Of his departure from the club, he says: “I think the timing was right for me to leave.”

“I’d been at Port Adelaide 10 years… I was looking for other opportunities and the Foundation became really important.”

He says he’s also excited for his new role with the AFL, through which he hopes to expand the AFL Max-based program into other states.

“This model we created with Tjindu and AFL Max I think can really be replicated nationally,” he said.

“James Podsiadly and I have been talking about how we can roll it out in 2022 in another state, likely Victoria.”

Mirning and Kokatha woman Lawrie says the Foundation builds on areas of need she’s identified both in her current role and an extensive background in Aboriginal health, education, child and family welfare, foster care, and youth justice services policy.

“We felt SA needed something for our Aboriginal young people that responded to their need to connect to culture,” she said.

She said the programs would focus on education, development and leadership, but “with a strong sense of cultural identity”.

“This is something I’ve been working on with Pauly for a number of years… to focus on getting an Aboriginal-led committee-based organisation that focuses on our Aboriginal young people in development and growing them as future leaders,” she said.

“Engaging in education is really important.”

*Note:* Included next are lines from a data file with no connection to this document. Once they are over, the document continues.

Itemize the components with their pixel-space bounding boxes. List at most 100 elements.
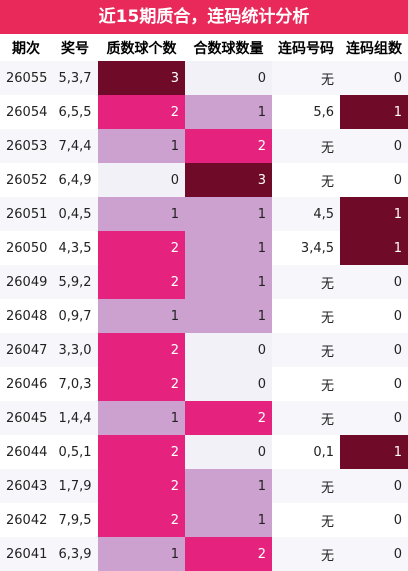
prime-count-cell: 0 <box>98 163 185 197</box>
issue-cell: 26047 <box>0 333 52 367</box>
table-row: 26049 5,9,2 2 1 无 0 <box>0 265 408 299</box>
table-row: 26042 7,9,5 2 1 无 0 <box>0 503 408 537</box>
table-row: 26051 0,4,5 1 1 4,5 1 <box>0 197 408 231</box>
consecutive-groups-cell: 1 <box>340 197 408 231</box>
table-row: 26054 6,5,5 2 1 5,6 1 <box>0 95 408 129</box>
table-row: 26045 1,4,4 1 2 无 0 <box>0 401 408 435</box>
numbers-cell: 5,3,7 <box>52 61 98 95</box>
numbers-cell: 0,4,5 <box>52 197 98 231</box>
consecutive-numbers-cell: 无 <box>272 129 340 163</box>
prime-count-cell: 2 <box>98 265 185 299</box>
consecutive-numbers-cell: 无 <box>272 367 340 401</box>
issue-cell: 26048 <box>0 299 52 333</box>
issue-cell: 26045 <box>0 401 52 435</box>
numbers-cell: 0,9,7 <box>52 299 98 333</box>
composite-count-cell: 1 <box>185 197 272 231</box>
table-row: 26050 4,3,5 2 1 3,4,5 1 <box>0 231 408 265</box>
numbers-cell: 3,3,0 <box>52 333 98 367</box>
numbers-cell: 5,9,2 <box>52 265 98 299</box>
composite-count-cell: 2 <box>185 537 272 571</box>
consecutive-groups-cell: 1 <box>340 231 408 265</box>
table-row: 26046 7,0,3 2 0 无 0 <box>0 367 408 401</box>
header-composite-count: 合数球数量 <box>185 34 272 61</box>
consecutive-groups-cell: 0 <box>340 265 408 299</box>
consecutive-numbers-cell: 无 <box>272 537 340 571</box>
consecutive-numbers-cell: 无 <box>272 163 340 197</box>
table-row: 26044 0,5,1 2 0 0,1 1 <box>0 435 408 469</box>
consecutive-groups-cell: 0 <box>340 333 408 367</box>
consecutive-groups-cell: 0 <box>340 129 408 163</box>
composite-count-cell: 2 <box>185 401 272 435</box>
numbers-cell: 7,9,5 <box>52 503 98 537</box>
numbers-cell: 6,4,9 <box>52 163 98 197</box>
issue-cell: 26052 <box>0 163 52 197</box>
prime-count-cell: 1 <box>98 299 185 333</box>
composite-count-cell: 1 <box>185 95 272 129</box>
table-row: 26055 5,3,7 3 0 无 0 <box>0 61 408 95</box>
composite-count-cell: 1 <box>185 503 272 537</box>
consecutive-numbers-cell: 无 <box>272 333 340 367</box>
consecutive-numbers-cell: 无 <box>272 299 340 333</box>
consecutive-numbers-cell: 3,4,5 <box>272 231 340 265</box>
prime-count-cell: 3 <box>98 61 185 95</box>
consecutive-numbers-cell: 无 <box>272 401 340 435</box>
prime-count-cell: 2 <box>98 95 185 129</box>
consecutive-numbers-cell: 无 <box>272 265 340 299</box>
composite-count-cell: 2 <box>185 129 272 163</box>
numbers-cell: 0,5,1 <box>52 435 98 469</box>
prime-count-cell: 2 <box>98 367 185 401</box>
composite-count-cell: 1 <box>185 299 272 333</box>
prime-count-cell: 1 <box>98 129 185 163</box>
numbers-cell: 7,0,3 <box>52 367 98 401</box>
numbers-cell: 7,4,4 <box>52 129 98 163</box>
header-consecutive-groups: 连码组数 <box>340 34 408 61</box>
consecutive-groups-cell: 0 <box>340 299 408 333</box>
prime-count-cell: 2 <box>98 231 185 265</box>
issue-cell: 26042 <box>0 503 52 537</box>
issue-cell: 26043 <box>0 469 52 503</box>
page-title: 近15期质合，连码统计分析 <box>0 0 408 34</box>
table-row: 26043 1,7,9 2 1 无 0 <box>0 469 408 503</box>
header-prime-count: 质数球个数 <box>98 34 185 61</box>
header-numbers: 奖号 <box>52 34 98 61</box>
consecutive-numbers-cell: 5,6 <box>272 95 340 129</box>
numbers-cell: 6,5,5 <box>52 95 98 129</box>
header-consecutive-numbers: 连码号码 <box>272 34 340 61</box>
issue-cell: 26055 <box>0 61 52 95</box>
composite-count-cell: 0 <box>185 333 272 367</box>
consecutive-groups-cell: 1 <box>340 95 408 129</box>
issue-cell: 26044 <box>0 435 52 469</box>
prime-count-cell: 1 <box>98 401 185 435</box>
prime-count-cell: 1 <box>98 537 185 571</box>
header-row: 期次 奖号 质数球个数 合数球数量 连码号码 连码组数 <box>0 34 408 61</box>
consecutive-groups-cell: 1 <box>340 435 408 469</box>
issue-cell: 26046 <box>0 367 52 401</box>
prime-count-cell: 2 <box>98 469 185 503</box>
issue-cell: 26054 <box>0 95 52 129</box>
table-row: 26053 7,4,4 1 2 无 0 <box>0 129 408 163</box>
header-issue: 期次 <box>0 34 52 61</box>
composite-count-cell: 0 <box>185 367 272 401</box>
table-row: 26048 0,9,7 1 1 无 0 <box>0 299 408 333</box>
composite-count-cell: 1 <box>185 265 272 299</box>
consecutive-groups-cell: 0 <box>340 537 408 571</box>
composite-count-cell: 0 <box>185 61 272 95</box>
table-row: 26047 3,3,0 2 0 无 0 <box>0 333 408 367</box>
table-body: 26055 5,3,7 3 0 无 0 26054 6,5,5 2 1 5,6 1 26053 7,4,4… <box>0 61 408 571</box>
consecutive-groups-cell: 0 <box>340 61 408 95</box>
consecutive-numbers-cell: 无 <box>272 61 340 95</box>
issue-cell: 26041 <box>0 537 52 571</box>
composite-count-cell: 1 <box>185 469 272 503</box>
table-row: 26041 6,3,9 1 2 无 0 <box>0 537 408 571</box>
consecutive-groups-cell: 0 <box>340 401 408 435</box>
numbers-cell: 4,3,5 <box>52 231 98 265</box>
numbers-cell: 1,4,4 <box>52 401 98 435</box>
table-row: 26052 6,4,9 0 3 无 0 <box>0 163 408 197</box>
prime-count-cell: 2 <box>98 503 185 537</box>
prime-count-cell: 2 <box>98 435 185 469</box>
consecutive-groups-cell: 0 <box>340 503 408 537</box>
composite-count-cell: 3 <box>185 163 272 197</box>
consecutive-numbers-cell: 无 <box>272 503 340 537</box>
prime-count-cell: 2 <box>98 333 185 367</box>
numbers-cell: 1,7,9 <box>52 469 98 503</box>
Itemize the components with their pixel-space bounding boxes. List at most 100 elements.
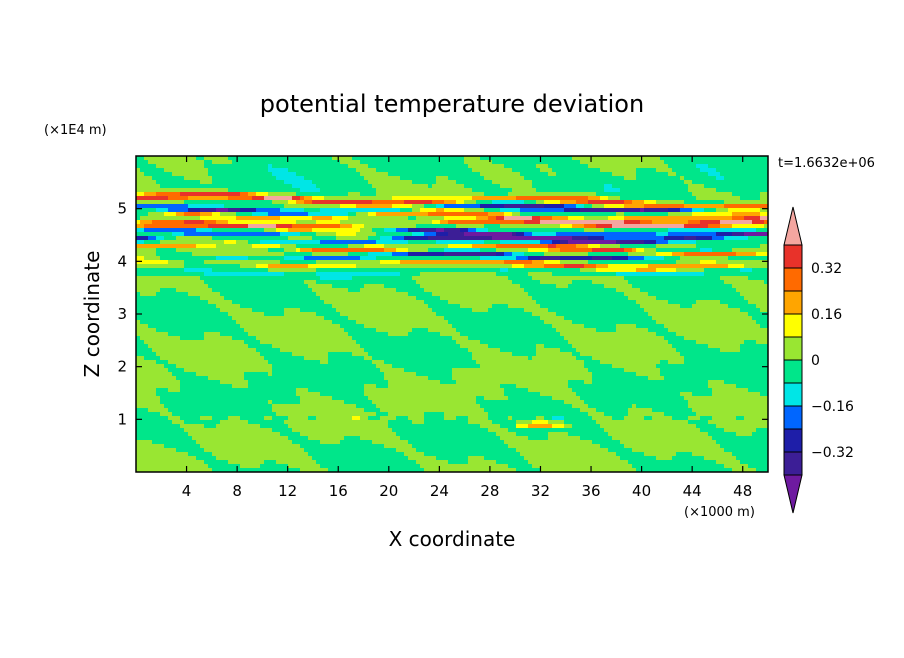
contour-cell xyxy=(424,168,429,173)
contour-cell xyxy=(196,184,201,189)
contour-cell xyxy=(608,256,613,261)
contour-cell xyxy=(560,224,565,229)
contour-cell xyxy=(492,196,497,201)
contour-cell xyxy=(316,220,321,225)
contour-cell xyxy=(208,260,213,265)
contour-cell xyxy=(644,204,649,209)
contour-cell xyxy=(256,176,261,181)
contour-cell xyxy=(440,236,445,241)
contour-cell xyxy=(508,280,513,285)
contour-cell xyxy=(520,200,525,205)
contour-cell xyxy=(440,160,445,165)
contour-cell xyxy=(148,216,153,221)
contour-cell xyxy=(604,236,609,241)
contour-cell xyxy=(540,252,545,257)
contour-cell xyxy=(664,252,669,257)
contour-cell xyxy=(740,176,745,181)
contour-cell xyxy=(184,168,189,173)
contour-cell xyxy=(264,264,269,269)
contour-cell xyxy=(644,160,649,165)
contour-cell xyxy=(532,168,537,173)
contour-cell xyxy=(472,176,477,181)
contour-cell xyxy=(544,160,549,165)
contour-cell xyxy=(284,240,289,245)
contour-cell xyxy=(592,276,597,281)
contour-cell xyxy=(648,212,653,217)
contour-cell xyxy=(136,208,141,213)
contour-cell xyxy=(680,160,685,165)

But she says that engagement can be leveraged from a love of sport – a foundation of Vandenbergh’s approach at Port Adelaide.

She said the cultural engagement component was “really important… developing a positive cultural identity and knowing who you are as a young Aboriginal person”.

“We want to give Aboriginal children and young people the knowledge and understanding that to be successful doesn’t mean you have to abandon your Aboriginal identity,” she said.

That includes pushing back against “the stereotypes and negative impressions that the media and social media portray”.

“We need to overcome perceptions that all Aboriginal people fail in education, are locked up, have poor health, poor opportunities in employment,” she said.

“Young people want to take part in something that portrays them as being successful, and successful in identity.”

The initial programs are funded by federal and state government grants, with the founders hoping today’s launch will promote philanthropic interest from the corporate sector.